One of the biggest stories in the recently completed college football season was Notre Dame, which was No. 1 in the land for a time.
The biggest story on the Notre Dame team was Manti Te'o, the NFL-bound linebacker who, we were told, drew motivation from the bravery with which his girlfriend, Lennay Kekua, was battling leukemia, to which she succumbed in September, and from the death of his grandmother on the same day.
Back in November, Eric Hansen of the South Bend Tribune told Only A Game how the team's fans at Notre Dame's game against Michigan on September 22 responded to the steadfastness with which Manti Te'o was handling his challenges: "Almost the whole stadium was filled with people wearing leis in tribute to Manti Te'o, the All-American linebacker who lost his girlfriend and grandma with 24 hours."
In part because he's a terrific football player, and no doubt in part because of that narrative, Te'o won lots of admirers…among them, Eric Hansen:
"He has been a transformative player on and off the field, and in the locker room," Hansen told OAG. "He's certainly the best defensive player in America, maybe the best player in America. He's helped turn around recruiting, he's a scholar-athlete, he's kinda the kid that you wanna adopt and be your son."
Losing his grandmother must have been hard for Manti Te'o. Losing his girlfriend was impossible because it turned she'd never existed. Lennay Kekua was the creation of an internet hoaxer, which Manti Te'o either learned on December 6, or knew about much earlier. On Friday night, Te'o told ESPN's Jeremy Schaap he had no part in the hoax, though he had "tailored" his stories so that people wouldn't think he was "some crazy dude".
Sports Illustrated's Michael Rosenberg is among the many people trying to figure out who knew what when about Manti Te'o's imaginary girlfriend and her imaginary death.
"It's very clear that Te'o lied about this girl," Rosenberg said on this week's Only A Game. "Unfortunately when you've lied a little bit it's hard to say, 'But I was telling the truth about something else' and have people believe you. So we may never really know."
Sports Illustrated writer Pete Thamel, who has been a guest on OAG, was one of the many reporters who was duped by the story. But, Rosenberg does not fault his colleague or any of the other journalists who failed to catch on to the hoax.

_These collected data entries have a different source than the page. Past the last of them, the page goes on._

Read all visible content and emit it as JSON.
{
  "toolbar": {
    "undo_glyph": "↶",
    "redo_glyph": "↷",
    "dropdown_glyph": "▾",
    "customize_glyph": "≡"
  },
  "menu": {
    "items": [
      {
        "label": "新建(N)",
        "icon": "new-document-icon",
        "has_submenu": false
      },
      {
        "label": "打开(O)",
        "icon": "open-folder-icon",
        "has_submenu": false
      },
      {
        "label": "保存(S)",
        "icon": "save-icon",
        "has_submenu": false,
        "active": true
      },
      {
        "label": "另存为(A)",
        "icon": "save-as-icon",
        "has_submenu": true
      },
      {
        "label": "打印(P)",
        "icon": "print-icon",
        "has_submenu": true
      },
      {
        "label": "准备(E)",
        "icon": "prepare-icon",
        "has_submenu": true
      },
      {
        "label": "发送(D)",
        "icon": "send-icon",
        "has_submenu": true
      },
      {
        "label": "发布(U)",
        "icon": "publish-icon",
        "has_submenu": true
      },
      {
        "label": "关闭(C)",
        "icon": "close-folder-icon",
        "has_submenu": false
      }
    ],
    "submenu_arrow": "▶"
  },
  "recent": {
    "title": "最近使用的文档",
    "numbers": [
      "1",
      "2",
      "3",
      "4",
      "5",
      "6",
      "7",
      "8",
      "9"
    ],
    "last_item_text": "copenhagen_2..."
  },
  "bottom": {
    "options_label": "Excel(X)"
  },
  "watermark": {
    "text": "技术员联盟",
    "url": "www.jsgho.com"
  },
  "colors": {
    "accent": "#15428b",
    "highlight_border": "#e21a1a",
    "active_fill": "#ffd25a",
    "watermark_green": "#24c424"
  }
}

"Honestly, my detector would not have gone off at that point and said, 'Something's fishy here, something's not right.'" And obviously a lot of people wrote it as part of the Te'o story, and for whatever reason nobody ever figured out that this was not true until Deadspin did."
Te'o was the runner-up for the Heisman award and has been a projected first-round pick in this April's NFL draft. But, Rosenberg says teams are less eager to invest in players who seem questionable in any way.
"It wouldn't surprise me to see him drop in the draft a little bit, but this is not the end of his career. He hasn't been accused of a crime."
Rosenberg warns Te'o that he should expect heckling from fans when he takes the field in the NFL, but...
"Whether those fans are real are not, I can't say."
This segment aired on January 19, 2013.